Professor Michael Frandsen
Michael Frandsen


     Statistically speaking, Frandsen will tell you his gifts for financial analysis are pretty common among the number-crunching set. Where his story differs is in how he followed a love for numbers onto a path that zig-zagged through high-level sports coaching, corporate life and the ivory towers of academia before finding his true mission in life-teaching undergraduates at Juniata College.

     "I've always been comfortable with numbers," Frandsen recalls. "As a kid, I knew the batting averages and fielding percentages of every Cincinnati Reds player from 1970 to 1980."

     When Frandsen, who grew up in State College, Pa., began swimming competitively in at the Bellefonte YMCA, he found an outlet in which statistics and record keeping play a crucial part in tracking progress and performance. Frandsen, who was a youth YMCA state champion in the breaststroke, continued to compete all through high school.

     But college beckoned and he enrolled at Penn State. "In my first meeting with the adviser for the finance program, he told me 'Accountants report history, finance people make history,'" Frandsen says with a smile. "Of course, I chose finance."

     As an undergraduate, he kept a toe in the coaching pool, working with swimmers at the State College YMCA and at the local high school. In 1983, Frandsen accepted a coaching internship at the Nashville Aquatic Club, renowned for producing Olympic champion Tracy Caulkins. At the end of the internship, he had three job offers.

He took jobs coaching with the Colorado Rapids, a Denver-based swim club, and the Knoxville, Tenn. YMCA team. "I made $12,000 coaching, about half of what I would have made in a finance job," Frandsen says.

     By 1985, Frandsen returned to State College, ostensibly to start his corporate career as a financial management trainee at HRB Systems Inc., but really to be close to Sharon Thompson, who was living in State College. The couple has been married 15 years and have two daughters Janie, 11, and Kate, 8. While working for HRB, he earned his M.B.A. from Penn State in 1990. "After my MBA I started to coach again and I realized that coaching had been the most rewarding work I had done," Frandsen says.

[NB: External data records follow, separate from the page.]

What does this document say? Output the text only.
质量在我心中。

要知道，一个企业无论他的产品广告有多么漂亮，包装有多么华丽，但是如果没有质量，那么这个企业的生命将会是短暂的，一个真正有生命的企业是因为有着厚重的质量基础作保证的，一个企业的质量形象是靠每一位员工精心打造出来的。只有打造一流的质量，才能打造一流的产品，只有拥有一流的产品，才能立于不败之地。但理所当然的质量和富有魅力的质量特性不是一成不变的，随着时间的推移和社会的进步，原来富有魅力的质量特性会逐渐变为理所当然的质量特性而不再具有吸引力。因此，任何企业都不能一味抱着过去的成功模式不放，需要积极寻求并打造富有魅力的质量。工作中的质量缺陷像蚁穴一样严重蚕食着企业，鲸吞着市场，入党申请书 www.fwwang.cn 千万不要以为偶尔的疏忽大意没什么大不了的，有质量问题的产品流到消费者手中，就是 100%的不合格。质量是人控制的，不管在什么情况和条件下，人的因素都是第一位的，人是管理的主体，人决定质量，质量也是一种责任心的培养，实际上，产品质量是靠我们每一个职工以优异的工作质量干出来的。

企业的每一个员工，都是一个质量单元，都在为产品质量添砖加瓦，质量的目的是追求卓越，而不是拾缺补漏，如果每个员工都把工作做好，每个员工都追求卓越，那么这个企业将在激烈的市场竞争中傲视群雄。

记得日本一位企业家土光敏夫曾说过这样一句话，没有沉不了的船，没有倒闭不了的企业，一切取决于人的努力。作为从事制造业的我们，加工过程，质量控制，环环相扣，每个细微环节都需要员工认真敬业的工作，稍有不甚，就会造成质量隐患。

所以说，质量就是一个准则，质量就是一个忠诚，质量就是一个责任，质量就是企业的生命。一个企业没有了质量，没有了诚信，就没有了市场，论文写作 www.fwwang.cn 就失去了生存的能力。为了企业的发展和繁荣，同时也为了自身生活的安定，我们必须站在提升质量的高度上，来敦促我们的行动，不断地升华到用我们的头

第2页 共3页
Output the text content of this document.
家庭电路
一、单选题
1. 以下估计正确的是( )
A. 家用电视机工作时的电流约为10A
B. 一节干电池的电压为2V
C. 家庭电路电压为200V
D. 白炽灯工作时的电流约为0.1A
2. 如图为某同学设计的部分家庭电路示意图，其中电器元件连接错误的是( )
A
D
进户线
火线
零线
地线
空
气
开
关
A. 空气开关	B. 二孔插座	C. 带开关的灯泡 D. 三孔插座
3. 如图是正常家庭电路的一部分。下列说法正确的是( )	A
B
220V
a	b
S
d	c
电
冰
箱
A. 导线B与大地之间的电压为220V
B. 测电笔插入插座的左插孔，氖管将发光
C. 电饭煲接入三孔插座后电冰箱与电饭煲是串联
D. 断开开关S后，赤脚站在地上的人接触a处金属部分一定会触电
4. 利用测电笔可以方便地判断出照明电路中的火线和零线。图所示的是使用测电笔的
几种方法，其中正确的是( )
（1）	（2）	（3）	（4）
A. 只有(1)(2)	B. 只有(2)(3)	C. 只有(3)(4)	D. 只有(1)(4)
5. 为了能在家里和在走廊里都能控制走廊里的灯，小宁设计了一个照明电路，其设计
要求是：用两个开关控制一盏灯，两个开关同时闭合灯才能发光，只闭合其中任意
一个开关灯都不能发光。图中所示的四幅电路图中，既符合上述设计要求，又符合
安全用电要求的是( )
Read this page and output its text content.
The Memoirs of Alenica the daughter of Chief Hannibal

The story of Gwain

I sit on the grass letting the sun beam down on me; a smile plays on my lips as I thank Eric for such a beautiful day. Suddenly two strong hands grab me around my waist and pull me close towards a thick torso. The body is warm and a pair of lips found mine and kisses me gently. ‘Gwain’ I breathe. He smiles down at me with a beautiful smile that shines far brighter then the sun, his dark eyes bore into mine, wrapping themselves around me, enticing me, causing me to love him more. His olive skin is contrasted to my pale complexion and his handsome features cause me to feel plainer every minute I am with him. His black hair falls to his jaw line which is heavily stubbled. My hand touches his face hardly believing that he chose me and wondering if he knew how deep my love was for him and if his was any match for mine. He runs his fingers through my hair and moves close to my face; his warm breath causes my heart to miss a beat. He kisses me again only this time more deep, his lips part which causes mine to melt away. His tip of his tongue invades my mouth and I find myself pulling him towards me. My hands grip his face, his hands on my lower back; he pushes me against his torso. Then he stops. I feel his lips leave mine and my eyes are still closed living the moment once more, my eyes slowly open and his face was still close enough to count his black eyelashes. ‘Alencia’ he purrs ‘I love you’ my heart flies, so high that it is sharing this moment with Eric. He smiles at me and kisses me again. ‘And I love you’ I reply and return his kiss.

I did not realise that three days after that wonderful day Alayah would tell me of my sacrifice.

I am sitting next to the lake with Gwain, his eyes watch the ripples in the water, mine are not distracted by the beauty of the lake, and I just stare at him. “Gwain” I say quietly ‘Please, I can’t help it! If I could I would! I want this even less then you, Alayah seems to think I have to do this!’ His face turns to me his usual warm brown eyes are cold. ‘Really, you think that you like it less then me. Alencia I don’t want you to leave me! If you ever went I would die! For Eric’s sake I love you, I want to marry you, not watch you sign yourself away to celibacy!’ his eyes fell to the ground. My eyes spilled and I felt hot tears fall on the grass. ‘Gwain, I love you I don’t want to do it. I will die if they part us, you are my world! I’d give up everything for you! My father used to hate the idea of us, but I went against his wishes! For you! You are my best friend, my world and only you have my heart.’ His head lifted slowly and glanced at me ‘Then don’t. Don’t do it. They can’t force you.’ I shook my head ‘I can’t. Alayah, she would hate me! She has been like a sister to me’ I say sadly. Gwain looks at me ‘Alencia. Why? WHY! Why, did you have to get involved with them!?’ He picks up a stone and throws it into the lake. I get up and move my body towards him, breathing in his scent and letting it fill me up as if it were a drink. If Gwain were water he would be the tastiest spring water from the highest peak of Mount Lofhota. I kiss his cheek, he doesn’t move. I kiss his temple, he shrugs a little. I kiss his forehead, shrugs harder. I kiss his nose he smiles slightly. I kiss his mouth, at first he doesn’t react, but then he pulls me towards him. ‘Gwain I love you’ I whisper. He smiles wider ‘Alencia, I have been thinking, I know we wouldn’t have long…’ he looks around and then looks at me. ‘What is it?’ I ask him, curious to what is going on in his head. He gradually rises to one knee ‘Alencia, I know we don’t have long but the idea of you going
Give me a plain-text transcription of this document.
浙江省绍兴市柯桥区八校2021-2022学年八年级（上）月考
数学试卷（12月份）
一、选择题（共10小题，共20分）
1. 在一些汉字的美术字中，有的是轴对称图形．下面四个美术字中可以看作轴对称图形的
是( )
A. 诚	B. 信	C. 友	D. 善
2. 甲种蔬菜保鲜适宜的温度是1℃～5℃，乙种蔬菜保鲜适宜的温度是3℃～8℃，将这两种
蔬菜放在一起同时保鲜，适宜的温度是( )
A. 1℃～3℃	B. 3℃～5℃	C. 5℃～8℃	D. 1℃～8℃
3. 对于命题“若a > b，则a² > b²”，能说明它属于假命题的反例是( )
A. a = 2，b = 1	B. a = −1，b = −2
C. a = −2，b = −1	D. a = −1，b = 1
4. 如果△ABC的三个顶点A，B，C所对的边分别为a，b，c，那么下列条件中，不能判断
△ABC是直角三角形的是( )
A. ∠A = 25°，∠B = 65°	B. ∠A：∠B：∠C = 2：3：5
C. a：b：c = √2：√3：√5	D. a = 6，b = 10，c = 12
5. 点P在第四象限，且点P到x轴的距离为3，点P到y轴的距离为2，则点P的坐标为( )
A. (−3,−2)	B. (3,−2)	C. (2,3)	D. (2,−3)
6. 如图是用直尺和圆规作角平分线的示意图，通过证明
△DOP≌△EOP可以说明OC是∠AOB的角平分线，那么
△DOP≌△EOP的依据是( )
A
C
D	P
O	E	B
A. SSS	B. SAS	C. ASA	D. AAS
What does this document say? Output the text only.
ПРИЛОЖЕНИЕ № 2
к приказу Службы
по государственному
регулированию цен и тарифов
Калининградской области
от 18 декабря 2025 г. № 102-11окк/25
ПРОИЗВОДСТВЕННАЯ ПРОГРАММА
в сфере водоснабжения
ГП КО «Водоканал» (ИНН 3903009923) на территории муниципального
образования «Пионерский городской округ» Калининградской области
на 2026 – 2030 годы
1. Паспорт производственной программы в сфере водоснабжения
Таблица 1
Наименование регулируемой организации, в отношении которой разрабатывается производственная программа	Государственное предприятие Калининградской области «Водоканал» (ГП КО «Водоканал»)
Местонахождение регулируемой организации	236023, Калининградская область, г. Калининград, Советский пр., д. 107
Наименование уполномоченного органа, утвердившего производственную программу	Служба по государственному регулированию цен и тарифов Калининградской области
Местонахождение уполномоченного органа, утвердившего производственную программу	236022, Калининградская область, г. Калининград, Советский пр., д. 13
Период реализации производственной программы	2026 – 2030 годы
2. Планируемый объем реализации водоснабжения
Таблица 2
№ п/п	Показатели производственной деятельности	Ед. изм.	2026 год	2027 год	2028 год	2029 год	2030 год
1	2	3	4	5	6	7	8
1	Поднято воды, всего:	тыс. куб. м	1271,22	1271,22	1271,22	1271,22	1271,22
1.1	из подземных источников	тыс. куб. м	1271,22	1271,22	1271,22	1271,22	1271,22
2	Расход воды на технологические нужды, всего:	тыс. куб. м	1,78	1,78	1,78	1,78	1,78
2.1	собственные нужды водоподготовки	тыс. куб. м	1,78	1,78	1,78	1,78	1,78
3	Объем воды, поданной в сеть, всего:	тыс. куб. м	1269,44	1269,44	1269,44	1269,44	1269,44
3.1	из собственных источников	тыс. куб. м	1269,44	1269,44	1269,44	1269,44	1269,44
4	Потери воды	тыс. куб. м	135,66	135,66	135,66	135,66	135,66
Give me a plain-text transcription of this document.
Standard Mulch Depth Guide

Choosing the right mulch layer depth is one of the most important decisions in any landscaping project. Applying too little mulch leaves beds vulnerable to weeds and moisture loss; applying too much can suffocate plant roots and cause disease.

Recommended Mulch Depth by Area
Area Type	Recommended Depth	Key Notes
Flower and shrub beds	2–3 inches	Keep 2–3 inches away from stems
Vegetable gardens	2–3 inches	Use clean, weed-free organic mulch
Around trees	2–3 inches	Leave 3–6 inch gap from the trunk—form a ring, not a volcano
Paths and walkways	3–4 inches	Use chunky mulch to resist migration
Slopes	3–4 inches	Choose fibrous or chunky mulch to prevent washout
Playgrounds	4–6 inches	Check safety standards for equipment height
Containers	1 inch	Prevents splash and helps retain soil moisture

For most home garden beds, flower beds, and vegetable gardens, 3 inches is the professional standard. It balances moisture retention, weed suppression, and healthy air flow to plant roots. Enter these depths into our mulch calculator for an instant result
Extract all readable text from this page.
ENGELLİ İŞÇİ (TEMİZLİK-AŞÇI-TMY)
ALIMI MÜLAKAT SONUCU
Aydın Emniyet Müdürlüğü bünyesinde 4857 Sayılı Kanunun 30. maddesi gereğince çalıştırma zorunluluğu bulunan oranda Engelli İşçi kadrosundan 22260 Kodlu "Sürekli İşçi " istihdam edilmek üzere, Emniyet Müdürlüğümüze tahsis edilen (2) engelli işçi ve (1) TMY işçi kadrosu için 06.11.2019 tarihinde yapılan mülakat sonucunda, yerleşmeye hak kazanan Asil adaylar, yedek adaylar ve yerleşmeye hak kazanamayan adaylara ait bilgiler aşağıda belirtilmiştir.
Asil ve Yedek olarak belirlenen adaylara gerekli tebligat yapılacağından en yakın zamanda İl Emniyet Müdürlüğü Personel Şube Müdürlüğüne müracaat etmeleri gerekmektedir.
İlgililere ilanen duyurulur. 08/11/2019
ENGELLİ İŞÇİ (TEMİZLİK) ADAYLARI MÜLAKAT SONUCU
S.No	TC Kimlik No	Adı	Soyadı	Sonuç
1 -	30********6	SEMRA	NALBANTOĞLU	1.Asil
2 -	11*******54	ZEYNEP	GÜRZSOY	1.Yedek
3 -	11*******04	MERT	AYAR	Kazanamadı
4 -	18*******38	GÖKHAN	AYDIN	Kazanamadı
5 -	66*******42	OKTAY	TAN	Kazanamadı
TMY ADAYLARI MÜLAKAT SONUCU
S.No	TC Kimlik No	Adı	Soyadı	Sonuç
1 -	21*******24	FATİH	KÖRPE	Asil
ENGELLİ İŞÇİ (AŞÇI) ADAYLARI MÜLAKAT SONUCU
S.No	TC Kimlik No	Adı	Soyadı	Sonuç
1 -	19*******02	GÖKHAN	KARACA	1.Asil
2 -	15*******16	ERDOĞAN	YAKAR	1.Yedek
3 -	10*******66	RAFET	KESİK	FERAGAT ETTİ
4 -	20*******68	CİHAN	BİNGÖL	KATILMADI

     Teaching seemed a natural application of Frandsen's skills, so he started teaching as an adjunct instructor at Penn State. Realizing that he had to have a doctoral degree to attain a faculty position, he enrolled in the doctoral program at the University of Texas, Austin. After completing the coursework for his doctorate, he became a finance manager for Nortel Networks Inc. Frandsen's real-world business experience, an asset he shares with most of the business faculty, has been directoly applicable to his teaching.

     "It a much more intense environment than I was used to," Frandsen says of his Nortel experience. "One day I was scheduled for a day conference at Southern Methodist University and stepped onto their campus and said 'This is the kind of place where I want to be.'"

     He decided to approach his advisers and ask for their support in seeking a teaching job at a small institution. Although several advisers and many faculty members at Texas advised against trying to write and research a doctorate while working as a teaching faculty member, the university gave its blessing to Frandsen to pursue a job opening at Juniata in 1999.

     "He is so incredibly organized that it's great to work with him," says Bill Thomas, assistant professor of information technology, who teaches the Innovations for Industry course with Frandsen. "He always comes up with thought-provoking questions for them to make them think harder about their decisions."

     "Our kids are good and they bring a hunger for opportunity that I didn't see in students at larger institutions," Frandsen says. "What I really wanted to do is teach at a place exactly like this."